Measure H is now Measure A. The city’s downtown redevelopment
measure that would put 500 residential units in the 18-block area
surrounding Monterey Road between Dunne and Main avenues has a new
letter, and a new Political Action Committee to support it.
Measure H is now Measure A.
The city’s downtown redevelopment measure that would put 500 residential units in the 18-block area surrounding Monterey Road between Dunne and Main avenues has a new letter, and a new Political Action Committee to support it.
Measure H, which failed by 10 votes in November, didn’t have an organized campaign to support it. But proponents, from the Morgan Hill Downtown Association to the Morgan Hill Chamber of Commerce, are applying that lesson learned this time around.
In February, the Morgan Hill City Council approved a city election on the state’s special ballot May 19, to try again for the measure, which would exempt 500 residential units in the downtown from the city’s strict growth control ordinance while maintaining the population cap.
Councilmembers see the measure as the linchpin to their vision of a bustling downtown, which includes mixed-use housing with retail or offices on the ground floor and residences above, and approved spending an estimated $133,000 to try for voter approval in May.

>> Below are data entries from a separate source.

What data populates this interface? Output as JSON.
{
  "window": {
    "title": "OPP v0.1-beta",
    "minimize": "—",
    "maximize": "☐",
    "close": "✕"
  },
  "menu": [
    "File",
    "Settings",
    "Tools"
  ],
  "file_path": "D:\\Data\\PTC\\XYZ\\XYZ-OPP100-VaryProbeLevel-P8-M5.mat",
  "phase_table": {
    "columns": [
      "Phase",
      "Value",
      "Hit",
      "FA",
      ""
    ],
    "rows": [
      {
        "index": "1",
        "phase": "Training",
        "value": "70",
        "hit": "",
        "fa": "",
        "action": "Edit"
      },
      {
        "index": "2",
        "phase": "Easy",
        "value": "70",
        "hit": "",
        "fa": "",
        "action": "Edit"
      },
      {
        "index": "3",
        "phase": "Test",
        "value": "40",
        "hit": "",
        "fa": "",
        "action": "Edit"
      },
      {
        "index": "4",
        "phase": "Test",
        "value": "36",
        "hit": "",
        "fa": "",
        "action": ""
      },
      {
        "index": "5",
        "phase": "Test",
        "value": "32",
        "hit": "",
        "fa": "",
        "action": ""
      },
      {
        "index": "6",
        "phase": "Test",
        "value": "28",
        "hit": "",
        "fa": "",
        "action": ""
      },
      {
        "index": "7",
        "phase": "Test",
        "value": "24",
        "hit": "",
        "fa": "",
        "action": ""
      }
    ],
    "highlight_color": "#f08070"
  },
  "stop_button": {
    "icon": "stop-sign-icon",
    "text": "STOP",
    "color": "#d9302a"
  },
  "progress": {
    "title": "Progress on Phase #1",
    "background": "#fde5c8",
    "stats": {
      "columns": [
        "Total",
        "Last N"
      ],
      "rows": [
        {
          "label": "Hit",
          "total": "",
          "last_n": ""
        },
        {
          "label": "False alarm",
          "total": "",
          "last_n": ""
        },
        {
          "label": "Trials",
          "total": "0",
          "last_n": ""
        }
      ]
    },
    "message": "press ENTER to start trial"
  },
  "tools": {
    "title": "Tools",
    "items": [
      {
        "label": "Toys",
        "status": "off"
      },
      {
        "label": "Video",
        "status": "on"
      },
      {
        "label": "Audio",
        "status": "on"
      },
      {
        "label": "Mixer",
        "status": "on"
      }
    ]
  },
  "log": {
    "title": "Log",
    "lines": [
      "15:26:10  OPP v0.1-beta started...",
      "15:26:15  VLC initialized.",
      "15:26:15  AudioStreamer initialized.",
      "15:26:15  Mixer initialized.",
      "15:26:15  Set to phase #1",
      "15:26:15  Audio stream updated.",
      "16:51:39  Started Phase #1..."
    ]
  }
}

The Morgan Hill Downtown Association Board of Directors approved the creation of the Committee for Measure A, said Jorge Briones, the association’s executive director. Former mayor Dennis Kennedy is the chair of the committee.
“I think we were complacent,” Kennedy said of Measure H. “We took it for granted that there would not be opposition to it.”
Kennedy said that, based on his conversations with community members, the measure was addled by the city’s complicated growth control system. Residents just didn’t know how the 500 units would fit into the existing population cap regulations. Residents thought the 500 units were above and beyond the system’s 48,000 population cap, it’s not; developers thought it would take housing allocations away from them, and it doesn’t; and others thought the 500 units would be low-income, and, while they’ll be smaller units and therefore presumably affordable to first-home buyers and young professionals, they’re not subsidized, Kennedy said.
“Measure A will help to make the downtown alive and vibrant,” he said.
Briones said there is no conflict of interest between association staff campaigning for Measure A and the city’s funding of the association. According to state election law, a city government cannot donate money to a campaign *– even one that its elected officials placed on the ballot.
“They’re completely separate from what our contract to operate a main street program with the city is for,” Briones said. “The committee is its own standalone (operation), with its own bank account for campaign contributions to go into and expenditure to go out from.”
Briones said the Greenbelt Alliance, the Silicon Valley Leadership Group and the downtown Property Based Improvement District board have all endorsed Measure A. A South County Realtors Association endorsement was pending at press time.
The association will host a community meeting to answer questions and address residents and business owners’ concerns about the measure from 6:30 to 8 p.m. March 26 at Hot Java, 17400 Monterey St. #1B.